医療事務の資格と履歴書に関するよくある質問
- 医療事務の資格は履歴書に書かなくてもいいですか?
-
持っている場合は必ず記載してください。資格は書類選考の評価材料になるため、記載しないとアピールの機会を失います。複数ある場合は難易度の高いものから順に記載し、採用担当者が一目で評価できるよう整理しておきましょう。
- ユーキャンで取った医療事務の資格の正式名称はどう書きますか?
-
ユーキャンの医療事務講座で取得できる資格は「医療事務認定実務者(R)」(全国医療福祉教育協会主催)です。履歴書には「医療事務認定実務者(R) 認定」と記載します。「ユーキャン医療事務 取得」と書くのは誤りです。通信教育の名前ではなく、認定機関の正式名称を使ってください。
- 診療報酬請求事務能力認定試験は医科と歯科どちらを書きますか?
-
受験・合格した試験の種別(医科または歯科)を括弧書きで明記します。「診療報酬請求事務能力認定試験(医科) 合格」または「診療報酬請求事務能力認定試験(歯科) 合格」が正しい書き方です。種別を省いた「診療報酬請求事務能力認定試験 合格」では、医科・歯科のどちらを取得したかが採用担当者に伝わりません。
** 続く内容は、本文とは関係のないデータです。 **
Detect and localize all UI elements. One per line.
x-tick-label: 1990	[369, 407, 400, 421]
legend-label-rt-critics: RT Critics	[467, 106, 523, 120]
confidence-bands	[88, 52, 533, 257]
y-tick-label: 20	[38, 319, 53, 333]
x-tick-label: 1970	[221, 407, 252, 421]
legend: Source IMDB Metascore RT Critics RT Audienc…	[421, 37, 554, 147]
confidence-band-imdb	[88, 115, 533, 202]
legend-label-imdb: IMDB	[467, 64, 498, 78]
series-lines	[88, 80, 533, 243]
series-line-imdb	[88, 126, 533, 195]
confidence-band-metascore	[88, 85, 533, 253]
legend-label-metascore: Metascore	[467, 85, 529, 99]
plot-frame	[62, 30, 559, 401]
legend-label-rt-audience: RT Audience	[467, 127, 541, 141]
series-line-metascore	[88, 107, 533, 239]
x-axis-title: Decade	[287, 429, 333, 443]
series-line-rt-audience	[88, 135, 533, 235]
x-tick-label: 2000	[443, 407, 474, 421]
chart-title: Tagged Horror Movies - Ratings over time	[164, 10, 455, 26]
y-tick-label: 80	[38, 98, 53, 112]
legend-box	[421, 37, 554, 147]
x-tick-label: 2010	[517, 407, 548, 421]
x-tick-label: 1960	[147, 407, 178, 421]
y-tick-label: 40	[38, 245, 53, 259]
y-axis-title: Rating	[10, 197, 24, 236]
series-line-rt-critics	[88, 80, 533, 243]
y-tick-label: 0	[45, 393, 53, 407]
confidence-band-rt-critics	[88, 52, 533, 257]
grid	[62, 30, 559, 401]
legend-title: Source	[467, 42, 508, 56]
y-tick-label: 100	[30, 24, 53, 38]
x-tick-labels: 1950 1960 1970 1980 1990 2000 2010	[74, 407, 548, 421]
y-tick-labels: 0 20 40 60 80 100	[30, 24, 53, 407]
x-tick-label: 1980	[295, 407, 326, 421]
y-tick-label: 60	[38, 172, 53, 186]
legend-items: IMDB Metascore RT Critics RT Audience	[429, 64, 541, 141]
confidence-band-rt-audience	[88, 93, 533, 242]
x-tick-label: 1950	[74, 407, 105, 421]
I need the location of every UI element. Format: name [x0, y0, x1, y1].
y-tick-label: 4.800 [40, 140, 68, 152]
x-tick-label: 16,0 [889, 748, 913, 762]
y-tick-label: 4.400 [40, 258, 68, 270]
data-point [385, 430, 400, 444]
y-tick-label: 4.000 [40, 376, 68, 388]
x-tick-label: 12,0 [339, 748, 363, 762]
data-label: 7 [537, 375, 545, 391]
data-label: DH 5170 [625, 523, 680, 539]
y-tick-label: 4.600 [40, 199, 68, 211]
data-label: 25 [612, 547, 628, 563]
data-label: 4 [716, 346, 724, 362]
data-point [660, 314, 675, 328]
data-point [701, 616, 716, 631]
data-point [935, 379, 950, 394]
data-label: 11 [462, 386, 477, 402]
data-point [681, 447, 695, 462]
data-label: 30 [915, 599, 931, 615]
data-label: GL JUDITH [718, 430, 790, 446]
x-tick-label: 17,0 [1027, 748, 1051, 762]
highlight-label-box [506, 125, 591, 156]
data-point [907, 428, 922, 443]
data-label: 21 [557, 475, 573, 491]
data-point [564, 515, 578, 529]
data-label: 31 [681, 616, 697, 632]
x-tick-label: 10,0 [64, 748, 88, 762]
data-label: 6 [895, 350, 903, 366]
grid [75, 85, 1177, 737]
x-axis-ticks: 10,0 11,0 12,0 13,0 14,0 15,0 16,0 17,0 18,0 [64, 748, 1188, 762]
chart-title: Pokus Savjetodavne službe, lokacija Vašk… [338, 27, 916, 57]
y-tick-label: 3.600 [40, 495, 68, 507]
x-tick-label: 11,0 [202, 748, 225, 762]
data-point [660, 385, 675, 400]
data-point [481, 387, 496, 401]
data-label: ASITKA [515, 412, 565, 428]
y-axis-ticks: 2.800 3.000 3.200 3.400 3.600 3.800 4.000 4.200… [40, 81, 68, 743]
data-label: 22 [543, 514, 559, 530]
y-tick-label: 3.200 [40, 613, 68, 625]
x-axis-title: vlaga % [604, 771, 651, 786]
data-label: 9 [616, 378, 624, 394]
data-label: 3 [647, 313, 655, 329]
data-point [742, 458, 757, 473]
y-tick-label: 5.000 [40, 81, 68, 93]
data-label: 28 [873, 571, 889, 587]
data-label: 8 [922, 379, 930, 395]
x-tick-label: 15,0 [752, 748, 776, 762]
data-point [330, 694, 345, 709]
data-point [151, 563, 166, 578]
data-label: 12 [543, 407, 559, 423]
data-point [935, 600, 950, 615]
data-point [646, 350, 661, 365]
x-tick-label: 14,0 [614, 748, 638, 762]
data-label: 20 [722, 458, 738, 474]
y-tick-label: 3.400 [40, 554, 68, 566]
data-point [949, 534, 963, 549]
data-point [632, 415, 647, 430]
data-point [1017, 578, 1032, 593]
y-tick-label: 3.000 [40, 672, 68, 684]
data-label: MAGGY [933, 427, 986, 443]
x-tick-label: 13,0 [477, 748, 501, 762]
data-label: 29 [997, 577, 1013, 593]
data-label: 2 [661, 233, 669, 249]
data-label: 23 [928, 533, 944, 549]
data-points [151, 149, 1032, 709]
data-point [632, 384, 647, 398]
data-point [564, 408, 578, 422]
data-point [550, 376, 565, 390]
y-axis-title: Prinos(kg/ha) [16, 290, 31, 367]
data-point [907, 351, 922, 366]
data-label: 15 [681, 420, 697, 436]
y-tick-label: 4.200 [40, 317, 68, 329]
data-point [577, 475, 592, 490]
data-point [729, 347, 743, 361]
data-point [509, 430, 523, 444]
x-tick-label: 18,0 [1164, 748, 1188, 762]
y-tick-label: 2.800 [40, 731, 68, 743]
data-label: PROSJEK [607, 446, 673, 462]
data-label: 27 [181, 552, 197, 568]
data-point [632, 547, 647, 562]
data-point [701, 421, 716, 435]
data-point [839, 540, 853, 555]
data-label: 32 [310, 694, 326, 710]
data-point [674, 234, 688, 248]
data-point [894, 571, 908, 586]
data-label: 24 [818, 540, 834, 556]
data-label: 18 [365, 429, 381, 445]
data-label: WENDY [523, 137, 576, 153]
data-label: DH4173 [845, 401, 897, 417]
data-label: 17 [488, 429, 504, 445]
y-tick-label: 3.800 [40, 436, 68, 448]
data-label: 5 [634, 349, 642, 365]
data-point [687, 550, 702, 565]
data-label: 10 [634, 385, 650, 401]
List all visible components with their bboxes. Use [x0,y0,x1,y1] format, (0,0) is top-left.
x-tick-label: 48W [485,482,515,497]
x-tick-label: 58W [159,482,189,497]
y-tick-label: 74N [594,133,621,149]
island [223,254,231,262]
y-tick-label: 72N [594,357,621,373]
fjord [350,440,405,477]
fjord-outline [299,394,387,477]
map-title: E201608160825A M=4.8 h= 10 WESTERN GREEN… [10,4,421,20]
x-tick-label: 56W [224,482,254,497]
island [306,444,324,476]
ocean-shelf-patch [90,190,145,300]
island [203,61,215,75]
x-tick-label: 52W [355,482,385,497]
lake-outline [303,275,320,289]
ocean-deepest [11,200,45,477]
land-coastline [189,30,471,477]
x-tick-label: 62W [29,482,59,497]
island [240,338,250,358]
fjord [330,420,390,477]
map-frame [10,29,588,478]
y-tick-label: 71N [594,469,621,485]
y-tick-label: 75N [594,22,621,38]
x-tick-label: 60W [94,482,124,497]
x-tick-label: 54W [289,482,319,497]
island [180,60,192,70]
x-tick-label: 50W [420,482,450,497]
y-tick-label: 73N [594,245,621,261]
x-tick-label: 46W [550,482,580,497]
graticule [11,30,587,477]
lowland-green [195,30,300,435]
- 医療事務の資格欄に「特になし」と書いてもいいですか?
-
資格を持っていない場合は「特になし」と書くより、欄を空欄にしておく方が無難です。採用担当者は「志望動機」や「職歴欄」の記載から、資格がなくても採用する理由を探しています。職歴欄に医療・事務経験を具体的に記載し、本人希望欄や志望動機で取得に向けた意欲を示すことで補完できます。